Here Justice O'Conner exceeds liberal expectations by interpreting the US Constitution not just for what it meant to say (apparently the framers made clear their real intentions to her with the help of Dionne Warwick's psychic friends) but discovered sections with expiration dates like the pizza coupons I find in my TV Guide insert. Of course, none of them are good for 25 years and usually expire minutes before I arrive to pick up my dinner.

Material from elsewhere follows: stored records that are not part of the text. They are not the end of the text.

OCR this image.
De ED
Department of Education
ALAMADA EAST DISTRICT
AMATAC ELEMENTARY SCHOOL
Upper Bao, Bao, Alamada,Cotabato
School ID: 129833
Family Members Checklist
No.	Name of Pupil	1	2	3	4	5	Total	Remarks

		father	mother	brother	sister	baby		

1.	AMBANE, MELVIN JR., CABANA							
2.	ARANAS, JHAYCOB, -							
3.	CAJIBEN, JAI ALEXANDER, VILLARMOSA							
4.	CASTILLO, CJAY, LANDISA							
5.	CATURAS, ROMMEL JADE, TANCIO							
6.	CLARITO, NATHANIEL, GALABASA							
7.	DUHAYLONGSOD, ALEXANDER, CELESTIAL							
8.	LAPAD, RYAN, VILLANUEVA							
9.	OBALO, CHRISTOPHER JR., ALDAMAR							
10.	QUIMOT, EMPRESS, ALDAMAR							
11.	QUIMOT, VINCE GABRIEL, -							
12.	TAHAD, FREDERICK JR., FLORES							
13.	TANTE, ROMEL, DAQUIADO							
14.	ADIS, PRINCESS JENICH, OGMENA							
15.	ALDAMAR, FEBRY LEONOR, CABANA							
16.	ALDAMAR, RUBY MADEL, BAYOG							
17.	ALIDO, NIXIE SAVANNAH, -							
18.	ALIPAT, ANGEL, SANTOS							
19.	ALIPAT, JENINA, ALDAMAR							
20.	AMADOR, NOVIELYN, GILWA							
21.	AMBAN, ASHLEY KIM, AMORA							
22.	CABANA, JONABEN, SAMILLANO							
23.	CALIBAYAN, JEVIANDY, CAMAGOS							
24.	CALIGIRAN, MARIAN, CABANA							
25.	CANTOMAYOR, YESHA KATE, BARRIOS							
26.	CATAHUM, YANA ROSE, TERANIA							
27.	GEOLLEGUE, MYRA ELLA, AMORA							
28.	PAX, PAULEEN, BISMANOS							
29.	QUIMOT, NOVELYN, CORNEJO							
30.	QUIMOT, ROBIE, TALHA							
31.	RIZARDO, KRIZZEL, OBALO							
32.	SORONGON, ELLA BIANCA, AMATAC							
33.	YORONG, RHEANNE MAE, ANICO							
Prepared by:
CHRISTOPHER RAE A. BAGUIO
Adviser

In his dissenting opinion, the much older Chief Justice Rehnquist recognized the hypocrisy that escaped O'Conner, Stevens, Souter, Ginsburg, and Breyer:
In practice, the Law School’s program bears little or no relation to its asserted goal of achieving “critical mass.” From 1995 through 2000, the Law School admitted between 1,130 and 1,310 students. Of those, between 13 and 19 were Native American, between 91 and 108 were African-Americans, and between 47 and 56 were Hispanic. If the Law School is admitting between 91 and 108 African-Americans in order to achieve “critical mass,” thereby preventing African-American students from feeling “isolated or like spokespersons for their race,” one would think that a number of the same order of magnitude would be necessary to accomplish the same purpose for Hispanics and Native Americans.
In a famous Abbot and Costello skit, Bud Abbot flips a coin and tells Lou, "Heads I win, tails you lose." Maybe that's where Mary Francis Berry found inspiration for her revivals. Come election day, Michigan citizens won't be so easily hoodwinked.

This fall, without any anger, I'll vote to approve the civil rights initiative.